D’ailleurs, en parlant de blessure, j’admets facilement que Charade est « doué » en tant qu’Inquisiteur. Plus le temps passe et plus il trouve de méthodes pour me faire souffrir. J’essaye de faire abstraction, mais quand il voit que le résultat n’est plus aussi efficace, il passe juste à un autre endroit… Simplement sentir sa respiration sur les plaies qu’il a laissées à l’air libre est suffisant pour me faire frissonner de douleur maintenant.
… J’essaye de ne pas réfléchir à ce qu’il me fait subir. D’une certaine façon, cela diminue la douleur. À ce rythme, je vais devoir créer une échelle de douleur. Là par exemple, j’en suis à 7 sur 10, mais cela lui arrive de passer à 9 par moment quand il utilise du feu, de l’acide ou des outils et c’est là qu’il est le plus difficile de réfléchir. Ma pire expérience reste ma rencontre avec Angela, mais Charade n’a pas trop de mal à me faire hurler malheureusement.
Et le pire reste ce sentiment que je ne pourrai pas m’échapper d’ici.
… Non. Je ne peux pas me mettre à penser comme cela. Je dois sortir mes animaux d’ici. Je dois sortir les Guides d’ici. Je dois sortir d’ici.

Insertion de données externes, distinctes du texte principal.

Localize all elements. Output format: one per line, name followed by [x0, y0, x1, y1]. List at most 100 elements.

Ghg. Une nouvelle vague de douleur me fait perdre conscience. Sans savoir combien de temps vient de s’écouler, je finis par reprendre connaissance alors que je peux sentir le goût d’une potion dans ma bouche.
J’ai l’impression que c’est une potion de vigueur et cela me permet de retrouver un peu de lucidité à défaut de soigner mes blessures.
Le garde devant moi s’écarte en me frappant au visage, mais je l’ignore, ce n’est qu’une piqûre en comparaison du reste. Enfin, maintenant que je le remarque, je peux voir du dégoût et du malaise sur son visage. Mon état est si désagréable à regarder que ça ?
Je me racle la gorge et je crache par terre le mélange de sang épais et de potion que j’ai dans la bouche. Charade ne me fait pas la faveur de me réveiller pour rien. Je peux voir Maliel dans un coin de la pièce et malheureusement je crains le pire…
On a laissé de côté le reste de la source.